Shuttle Insulating Foam To Be Part Of Ares I

NASA engineers revealed Thursday that the agency's next-generation Ares I launch vehicle -- capable of sending astronauts to the moon, and onward to Mars -- will rely on a disquieting remnant of the past: insulating foam.

Engineers in Huntsville, AL told the Associated Press the brittle foam -- which led to the destruction of the shuttle Columbia in 2003 -- will be used on a section of the booster that is similar in construction to the shuttle's external fuel tank. So similar, in fact, that it will need the exact same kind of foam currently used to keep fuel onboard the shuttle's tank cool.

But there's a big difference, those engineers added -- unlike the shuttle, falling foam during launch will not jeopardize the safety of the six-person crew exploration vehicle (CEV), riding atop the Ares I booster.

"This is a different application," said Don Krupp, chief of the vehicle analysis branch at Marshall Space Flight Center. "If we have any foam debris it falls away from the astronauts. They're ahead of it."

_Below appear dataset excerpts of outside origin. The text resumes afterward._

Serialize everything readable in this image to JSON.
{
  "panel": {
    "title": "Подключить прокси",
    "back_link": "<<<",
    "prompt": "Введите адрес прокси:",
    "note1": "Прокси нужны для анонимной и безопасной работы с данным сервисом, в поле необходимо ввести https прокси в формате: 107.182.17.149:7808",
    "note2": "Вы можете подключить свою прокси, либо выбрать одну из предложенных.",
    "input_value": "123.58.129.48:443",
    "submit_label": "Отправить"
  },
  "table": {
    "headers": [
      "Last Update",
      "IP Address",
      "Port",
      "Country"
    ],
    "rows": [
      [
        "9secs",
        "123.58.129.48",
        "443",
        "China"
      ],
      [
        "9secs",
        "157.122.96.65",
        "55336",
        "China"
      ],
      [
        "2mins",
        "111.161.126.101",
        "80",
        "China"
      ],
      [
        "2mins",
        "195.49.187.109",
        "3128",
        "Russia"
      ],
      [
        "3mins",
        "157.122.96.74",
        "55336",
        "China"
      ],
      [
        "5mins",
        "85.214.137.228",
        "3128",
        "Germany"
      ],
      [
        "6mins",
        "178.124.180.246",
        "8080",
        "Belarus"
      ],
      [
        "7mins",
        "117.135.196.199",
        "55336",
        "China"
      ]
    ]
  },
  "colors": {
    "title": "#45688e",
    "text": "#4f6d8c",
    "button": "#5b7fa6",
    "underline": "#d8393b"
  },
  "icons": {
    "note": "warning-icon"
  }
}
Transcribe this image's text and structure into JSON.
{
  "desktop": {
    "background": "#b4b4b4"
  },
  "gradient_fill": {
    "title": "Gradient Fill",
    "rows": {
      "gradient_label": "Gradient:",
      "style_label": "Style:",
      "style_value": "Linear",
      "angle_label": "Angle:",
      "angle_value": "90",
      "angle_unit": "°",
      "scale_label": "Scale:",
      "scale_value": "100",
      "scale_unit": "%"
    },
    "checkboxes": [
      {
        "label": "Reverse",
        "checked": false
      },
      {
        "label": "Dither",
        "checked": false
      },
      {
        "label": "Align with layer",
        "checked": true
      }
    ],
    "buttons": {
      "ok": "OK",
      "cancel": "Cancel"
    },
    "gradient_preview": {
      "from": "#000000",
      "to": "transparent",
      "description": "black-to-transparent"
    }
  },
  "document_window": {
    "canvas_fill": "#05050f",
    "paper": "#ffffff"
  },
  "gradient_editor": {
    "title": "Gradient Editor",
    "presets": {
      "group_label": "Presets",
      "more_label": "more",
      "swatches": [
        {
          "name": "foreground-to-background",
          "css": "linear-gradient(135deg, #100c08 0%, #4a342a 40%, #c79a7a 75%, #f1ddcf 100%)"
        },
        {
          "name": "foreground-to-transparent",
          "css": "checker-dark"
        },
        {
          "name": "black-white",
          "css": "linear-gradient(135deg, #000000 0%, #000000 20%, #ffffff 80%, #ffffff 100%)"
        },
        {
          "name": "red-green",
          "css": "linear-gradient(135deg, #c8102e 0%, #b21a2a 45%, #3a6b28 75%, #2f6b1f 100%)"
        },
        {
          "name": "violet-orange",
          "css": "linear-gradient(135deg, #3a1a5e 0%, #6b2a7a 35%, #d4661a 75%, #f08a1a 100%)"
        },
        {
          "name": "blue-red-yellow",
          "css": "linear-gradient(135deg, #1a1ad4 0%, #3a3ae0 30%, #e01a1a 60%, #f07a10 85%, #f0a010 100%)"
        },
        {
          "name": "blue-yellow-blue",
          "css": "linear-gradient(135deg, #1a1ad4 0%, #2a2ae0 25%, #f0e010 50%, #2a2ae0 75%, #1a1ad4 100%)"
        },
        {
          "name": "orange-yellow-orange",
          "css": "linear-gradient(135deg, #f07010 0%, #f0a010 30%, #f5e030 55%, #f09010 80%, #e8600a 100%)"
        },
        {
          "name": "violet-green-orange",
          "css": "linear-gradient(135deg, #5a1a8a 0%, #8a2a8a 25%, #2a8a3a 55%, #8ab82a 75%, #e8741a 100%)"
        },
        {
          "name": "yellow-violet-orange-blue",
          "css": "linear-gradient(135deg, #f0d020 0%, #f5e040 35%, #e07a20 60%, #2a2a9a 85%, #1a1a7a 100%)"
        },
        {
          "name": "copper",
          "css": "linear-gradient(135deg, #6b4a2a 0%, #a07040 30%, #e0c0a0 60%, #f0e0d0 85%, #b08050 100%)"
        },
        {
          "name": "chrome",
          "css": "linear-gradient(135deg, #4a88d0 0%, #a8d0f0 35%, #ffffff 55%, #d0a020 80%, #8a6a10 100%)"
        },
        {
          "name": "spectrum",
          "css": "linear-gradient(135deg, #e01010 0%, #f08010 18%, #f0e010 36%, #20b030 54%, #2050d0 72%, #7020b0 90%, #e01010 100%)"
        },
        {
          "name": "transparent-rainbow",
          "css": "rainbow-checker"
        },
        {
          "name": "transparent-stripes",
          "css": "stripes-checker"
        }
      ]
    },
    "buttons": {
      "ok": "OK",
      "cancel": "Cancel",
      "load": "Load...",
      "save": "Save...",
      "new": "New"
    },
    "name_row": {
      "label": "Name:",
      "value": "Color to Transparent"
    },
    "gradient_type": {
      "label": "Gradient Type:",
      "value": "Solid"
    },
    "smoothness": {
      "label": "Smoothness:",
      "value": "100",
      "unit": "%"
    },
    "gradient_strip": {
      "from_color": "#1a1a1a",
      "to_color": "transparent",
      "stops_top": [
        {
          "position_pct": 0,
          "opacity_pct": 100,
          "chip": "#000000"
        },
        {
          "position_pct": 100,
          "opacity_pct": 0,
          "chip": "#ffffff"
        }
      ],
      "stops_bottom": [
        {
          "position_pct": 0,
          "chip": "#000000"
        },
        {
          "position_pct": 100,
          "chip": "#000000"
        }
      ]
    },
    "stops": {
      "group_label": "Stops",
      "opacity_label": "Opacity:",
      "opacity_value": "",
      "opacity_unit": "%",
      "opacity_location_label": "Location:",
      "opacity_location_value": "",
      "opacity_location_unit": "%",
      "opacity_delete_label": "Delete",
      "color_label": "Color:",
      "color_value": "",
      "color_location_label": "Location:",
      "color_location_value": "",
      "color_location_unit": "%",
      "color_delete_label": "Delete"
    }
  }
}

Of course, looking to the past is nothing new for the Ares project -- which in both design and implementation, relies on technologies developed by NASA during the days of the Apollo moon launches.

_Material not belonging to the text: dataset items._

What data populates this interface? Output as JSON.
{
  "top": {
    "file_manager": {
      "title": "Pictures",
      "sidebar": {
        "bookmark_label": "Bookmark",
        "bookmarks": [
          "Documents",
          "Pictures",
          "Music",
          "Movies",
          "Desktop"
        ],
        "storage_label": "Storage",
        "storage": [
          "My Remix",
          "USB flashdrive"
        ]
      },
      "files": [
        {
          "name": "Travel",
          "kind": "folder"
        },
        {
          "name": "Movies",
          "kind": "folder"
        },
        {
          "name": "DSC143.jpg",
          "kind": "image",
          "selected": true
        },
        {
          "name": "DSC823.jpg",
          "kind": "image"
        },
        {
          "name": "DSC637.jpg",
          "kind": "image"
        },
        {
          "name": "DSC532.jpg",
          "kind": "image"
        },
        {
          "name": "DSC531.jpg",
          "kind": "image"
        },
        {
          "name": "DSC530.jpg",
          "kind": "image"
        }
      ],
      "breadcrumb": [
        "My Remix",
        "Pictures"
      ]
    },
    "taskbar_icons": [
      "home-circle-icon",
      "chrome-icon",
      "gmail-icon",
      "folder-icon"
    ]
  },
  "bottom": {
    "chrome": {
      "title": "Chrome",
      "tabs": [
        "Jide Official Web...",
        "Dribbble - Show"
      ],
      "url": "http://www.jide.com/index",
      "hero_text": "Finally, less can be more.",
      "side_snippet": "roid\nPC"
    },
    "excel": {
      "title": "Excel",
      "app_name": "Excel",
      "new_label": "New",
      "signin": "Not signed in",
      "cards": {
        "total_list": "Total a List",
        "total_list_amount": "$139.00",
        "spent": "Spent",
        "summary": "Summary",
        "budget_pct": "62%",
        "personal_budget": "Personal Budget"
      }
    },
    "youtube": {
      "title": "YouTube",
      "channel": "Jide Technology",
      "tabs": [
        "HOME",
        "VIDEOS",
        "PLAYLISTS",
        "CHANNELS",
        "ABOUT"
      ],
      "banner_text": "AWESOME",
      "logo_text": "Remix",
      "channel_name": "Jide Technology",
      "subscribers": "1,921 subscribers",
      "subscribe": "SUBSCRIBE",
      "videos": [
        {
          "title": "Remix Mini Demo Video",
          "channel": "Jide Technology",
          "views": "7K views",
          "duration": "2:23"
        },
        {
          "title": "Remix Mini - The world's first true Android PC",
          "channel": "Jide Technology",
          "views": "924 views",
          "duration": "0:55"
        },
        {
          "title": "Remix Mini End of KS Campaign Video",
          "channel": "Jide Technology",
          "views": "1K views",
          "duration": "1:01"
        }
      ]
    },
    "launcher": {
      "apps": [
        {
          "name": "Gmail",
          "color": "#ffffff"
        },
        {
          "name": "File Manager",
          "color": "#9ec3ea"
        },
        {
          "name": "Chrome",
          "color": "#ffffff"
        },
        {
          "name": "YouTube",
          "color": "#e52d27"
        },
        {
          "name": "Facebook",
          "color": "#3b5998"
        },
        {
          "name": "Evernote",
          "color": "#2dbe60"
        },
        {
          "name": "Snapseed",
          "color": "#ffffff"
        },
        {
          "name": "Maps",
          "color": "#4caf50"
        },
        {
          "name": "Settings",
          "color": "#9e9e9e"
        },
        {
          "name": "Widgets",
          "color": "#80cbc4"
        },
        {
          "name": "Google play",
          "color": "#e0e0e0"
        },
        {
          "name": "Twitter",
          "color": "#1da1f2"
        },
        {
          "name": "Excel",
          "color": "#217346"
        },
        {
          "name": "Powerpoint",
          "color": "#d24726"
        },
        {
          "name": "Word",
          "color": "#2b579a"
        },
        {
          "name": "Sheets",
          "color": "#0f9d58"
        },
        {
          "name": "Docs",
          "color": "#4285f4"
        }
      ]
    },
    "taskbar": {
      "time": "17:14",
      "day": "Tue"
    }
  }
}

In fact, the design of a stackable booster rocket -- reminiscent of the Saturn boosters of the late 60s and early 70s -- should make the rocket far more capable than the shuttle could ever hope to be. Ares will fly higher and faster in the moments after launch than the shuttle does, for example -- causing the vehicle more stress, but also allowing it to be less susceptible to launch delays than the shuttle.

"We are trying to design this vehicle to fly in any weather," Krupp said. "Our goal is to not let weather constrain our launch window."

One thing Krupp made clear... despite the reliance on older forms of technology (and even because of it), Ares I should be a much safer vehicle than the current shuttle.

"I do not want to have another Challenger or Columbia on my watch. We do not want to lose another astronaut," Krupp said.